車內是熟悉的香氛味,晨宇穿著黑色長袖T恤與休閒長褲,一手握著方向盤,一手把咖啡遞過來:「拿鐵,半糖少冰。記憶力夠好吧?」
「太完美了,該不會連我幾點月經來都記得吧?」她半玩笑半曖昧地笑著。
他抬眼看她一眼,嘴角微微勾起:「不記得的部分,我可以幫妳重新記。」
她笑出聲,拉開安全帶坐定,雙腿交疊,裙擺隨著動作滑動,露出一截包覆著黑色蕾絲絲襪的肌膚。

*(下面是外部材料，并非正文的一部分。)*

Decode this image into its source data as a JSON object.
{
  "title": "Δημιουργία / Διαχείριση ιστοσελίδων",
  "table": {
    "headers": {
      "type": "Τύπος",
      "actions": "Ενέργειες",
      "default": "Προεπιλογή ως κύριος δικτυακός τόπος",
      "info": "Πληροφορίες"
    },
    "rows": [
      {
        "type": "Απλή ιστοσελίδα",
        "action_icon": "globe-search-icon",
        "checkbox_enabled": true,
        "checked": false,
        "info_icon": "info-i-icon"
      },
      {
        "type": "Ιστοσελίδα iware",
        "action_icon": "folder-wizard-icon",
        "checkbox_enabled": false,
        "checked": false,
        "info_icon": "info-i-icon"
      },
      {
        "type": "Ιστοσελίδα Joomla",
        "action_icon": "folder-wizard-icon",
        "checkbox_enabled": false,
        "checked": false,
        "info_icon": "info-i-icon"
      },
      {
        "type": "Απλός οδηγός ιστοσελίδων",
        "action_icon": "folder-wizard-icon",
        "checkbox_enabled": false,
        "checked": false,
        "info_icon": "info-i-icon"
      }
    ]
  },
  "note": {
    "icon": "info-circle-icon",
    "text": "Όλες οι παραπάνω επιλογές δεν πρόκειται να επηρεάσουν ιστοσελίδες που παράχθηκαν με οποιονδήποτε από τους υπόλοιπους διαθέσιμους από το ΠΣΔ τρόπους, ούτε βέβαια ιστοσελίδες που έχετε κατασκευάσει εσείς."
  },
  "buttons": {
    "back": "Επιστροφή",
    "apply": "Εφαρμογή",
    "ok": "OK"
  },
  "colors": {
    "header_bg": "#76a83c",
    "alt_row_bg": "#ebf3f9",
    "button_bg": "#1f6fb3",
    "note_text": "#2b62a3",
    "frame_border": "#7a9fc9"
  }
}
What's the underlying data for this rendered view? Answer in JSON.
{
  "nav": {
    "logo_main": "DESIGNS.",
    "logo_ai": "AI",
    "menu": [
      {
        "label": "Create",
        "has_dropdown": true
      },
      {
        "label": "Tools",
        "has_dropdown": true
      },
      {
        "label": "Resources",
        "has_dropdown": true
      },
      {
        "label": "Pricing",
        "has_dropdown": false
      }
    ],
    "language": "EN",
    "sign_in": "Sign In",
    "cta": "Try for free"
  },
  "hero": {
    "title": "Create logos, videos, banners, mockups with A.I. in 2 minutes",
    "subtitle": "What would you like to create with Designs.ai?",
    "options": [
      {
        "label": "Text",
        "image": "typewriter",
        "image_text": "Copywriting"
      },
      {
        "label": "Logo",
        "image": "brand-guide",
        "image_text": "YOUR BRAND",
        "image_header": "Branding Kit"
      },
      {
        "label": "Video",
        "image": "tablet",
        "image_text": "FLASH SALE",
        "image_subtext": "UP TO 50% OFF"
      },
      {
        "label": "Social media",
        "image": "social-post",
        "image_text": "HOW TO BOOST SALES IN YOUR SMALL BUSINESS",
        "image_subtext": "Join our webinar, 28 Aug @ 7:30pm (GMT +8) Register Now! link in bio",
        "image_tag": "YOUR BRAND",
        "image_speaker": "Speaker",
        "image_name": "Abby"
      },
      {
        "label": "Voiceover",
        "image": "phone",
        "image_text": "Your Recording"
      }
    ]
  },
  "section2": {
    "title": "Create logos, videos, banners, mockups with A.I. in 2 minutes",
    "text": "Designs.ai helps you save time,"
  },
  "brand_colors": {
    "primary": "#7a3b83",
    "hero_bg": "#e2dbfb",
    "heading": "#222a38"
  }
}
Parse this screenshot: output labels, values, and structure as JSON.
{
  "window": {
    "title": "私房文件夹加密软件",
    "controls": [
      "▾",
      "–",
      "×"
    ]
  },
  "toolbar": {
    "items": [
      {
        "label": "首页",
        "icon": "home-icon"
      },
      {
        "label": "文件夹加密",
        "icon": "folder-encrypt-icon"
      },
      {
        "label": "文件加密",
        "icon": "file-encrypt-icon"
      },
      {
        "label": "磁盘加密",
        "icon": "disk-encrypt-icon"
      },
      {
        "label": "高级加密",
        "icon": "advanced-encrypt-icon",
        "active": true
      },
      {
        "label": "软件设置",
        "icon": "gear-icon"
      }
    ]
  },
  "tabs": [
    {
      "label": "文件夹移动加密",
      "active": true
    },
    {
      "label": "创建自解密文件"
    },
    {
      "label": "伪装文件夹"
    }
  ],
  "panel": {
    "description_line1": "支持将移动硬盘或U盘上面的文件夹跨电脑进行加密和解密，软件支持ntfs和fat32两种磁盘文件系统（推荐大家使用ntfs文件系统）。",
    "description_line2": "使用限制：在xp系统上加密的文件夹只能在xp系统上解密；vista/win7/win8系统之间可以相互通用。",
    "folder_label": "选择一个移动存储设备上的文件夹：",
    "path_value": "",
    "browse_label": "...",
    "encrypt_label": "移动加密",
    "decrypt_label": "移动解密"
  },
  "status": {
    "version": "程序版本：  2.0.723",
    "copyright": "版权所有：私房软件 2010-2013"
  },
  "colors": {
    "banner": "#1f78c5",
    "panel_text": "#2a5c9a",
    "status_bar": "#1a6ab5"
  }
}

公路蜿蜒,車子平穩行駛。窗外快速掠過的風景與車內漸漸升溫的氣氛交織出某種熟悉的期待感。
「今天去哪個點?」他問。
「其實我排的那個點…是下週的行程。今天嘛,我是想,乾脆…我們去你上次提的那家溫泉旅館。」
「妳說真的?」
「嗯。」她轉過頭看他,眼神坦率得讓他都愣了一下,「我想玩一個你設定的劇本。」
「劇本?」
「我今天是你偷來的女人。」她語氣低下來,嘴唇貼近他的耳邊,「我有老公、有孩子、有完整的家。你只能用一下午的時間,把我變成…屬於你的。」
他握著方向盤的手明顯收緊了。
「妳這樣說,我怕我等不及到旅館再動妳。」
「那你最好忍住,因為我今天穿了…你最喜歡的那一件。」
她抬起裙擺一角,露出裡面幾乎透明的深膚色蕾絲內褲與吊帶絲襪連身設計,若隱若現,像是故意設計好要被撕裂的道具。
「雨欣…」他聲音啞了。
「我只給你這半天,不夠的話…就做快一點。」
旅館的門一打開,她就被他撲倒在玄關。
「等…等一下,我還沒脫鞋…」她笑著掙扎,但身體卻像早已準備好一樣迎接他的重量。
「今天我不會溫柔。」他低聲說,已經撩起她裙擺,掌心覆上她早已濕透的絲襪。
她喘息著點頭:「就是要這樣…不准說愛我,只准說想要我…」
她像是在宣告自己的墮落,也像是在替自己的慾望找出口。當他從背後撕開她的絲襪、整個人撞進去的那一刻,她終於低低哭出聲。
「太…太深了…」
「妳說過要當我的女人,現在不准喊痛。」
她伏在地毯上,被他一下一下撞得呻吟連連,那些細碎的喘息混著身體撞擊的聲響,構成這間旅館房裡獨一無二的旋律。
「我…會記得這下午一輩子…」她邊哭邊笑,聲音沙啞。
他咬著她的肩膀,在她體內狠狠釋放。
她癱在原地,腿軟到無法站起來。
「不行…等等要洗乾淨,我不能讓老公發現…」她虛弱地說。
「不用洗。」他坐在地上,將她攬入懷裡,「我要讓他抱妳的時候,還聞得到我的味道。」
她抬頭看他一眼,竟沒有反駁,只是閉上眼,像在默許。
回程路上,她安靜地靠著車窗,看著窗外的天色慢慢暗了。
她的內褲早已濕透,一路上都能感覺到晨宇的痕跡隨著顛簸洩出,絲襪黏在大腿內側,讓她連雙腿都不敢併攏。
但她沒有換下。
甚至——她不想換。
這種「帶著別人留下的痕跡回家」的感覺,讓她有種做壞事卻還沒被抓包的興奮。
車子停在家門口時,她沒立刻下車。
「我要下去了。」她聲音低啞。
「等等。」晨宇俯身過來,在她脖子後輕咬一口,「這樣他抱妳的時候,會發現妳今天很香。」
她閉上眼,笑了。
「你真的…變態。」
「是妳讓我變的。」
她拉開車門,走下車的瞬間,雙腿間那股黏膩再度流出。
她沒有回頭。
但她知道,她的身體裡,還裝著晨宇的東西。